Is there some public policy which would invalidate the exclusion? We think not. Although we are not dealing with an exclusion from automobile liability coverage, cases dealing with automobile liability policy exclusions shed some light on this question. Some automobile liability exclusions have been held invalid because in conflict with § 303.190.2(2) and § 303.025, RSMo, of The Motor Vehicle Safety Responsibility Law. See, Baker v. DePew, Slip Op., Mo. Court of Appeals, W. Dist., No. WD 45187, date June 19, 1992—pp. 4, 5, Footnote 1-4, 1992 WL 122133. The employee exclusion, however, which we have before us in this case, is specifically permitted by § 303.-190.5. See, American Family Mutual Insurance Co. v. Flaharty, 710 S.W.2d at 7. We are aware of no public policy which would invalidate the employee exclusion in the public liability policy we have before us.

It is clear that April Vassholz’s injury arose out of her employment, and occurred in the course of it. It is true that the preparation of the food tray was not part of the normal business of the store, but it took place on the employer’s premises, by the employer’s machinery, on the employer’s time. April Vassholz was being paid by the employer, and in fact was paid for the entire day. Employer Sin Suk Ulmer considered her business a family business; she had no objection to the preparation of *24the cheese tray. It was April Vassholz’s employment that placed her at the time and place and in the circumstances to be injured. Her task was done under the eye of her supervisor, the daughter-in-law of Sin Suk Ulmer, April Vassholz’s preparation of the cheese tray was not any purely personal deviation from her employment.

It does not rescue April Vassholz’s claim that the task in which she was engaged at the time of her injury did not advance the business interests of her employer. The case is ruled by Tyra v. Delta Veterinary Clinic, Inc., 687 S.W.2d 931 (Mo.App.1985); Nichols v. Davidson Hotel Company, 333 S.W.2d 536 (Mo.App.1960); and Staten v. Long Turner Construction Co., 185 S.W.2d 375, 379 (Mo.App.1945).

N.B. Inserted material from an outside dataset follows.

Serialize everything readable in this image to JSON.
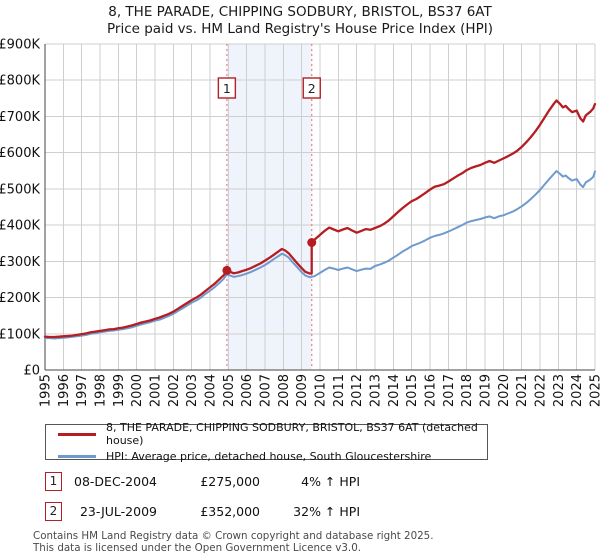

We have closely considered the cases cited by April Vassholz in support of her argument that her preparation of the cheese tray was purely a personal favor unconnected with her employment. The facts of each case are different from the present case in some significant point, and none of them rules our case.

The judgment of the trial court is affirmed.

SMART, J., concurs.

SHANGLER, P.J., files separate opinion concurring in result.

. An employer's liability insurance policy (or, more accurately, employers’ liability coverage), unlike Sin Suk Ulmer’s liability policy, is designed to protect the employer from common law liability for an employee’s injury or death while engaged in his employment, such as April Vassholz’s claim in the present case. An employer’s liability policy, instead of excluding employees’ employment injuries, as does Sin Suk Ulmer’s, requires proof the injury was employment-incurred to bring it within the policy coverage. See, 45 Am.Jur.2d, Insurance, Sec. 721.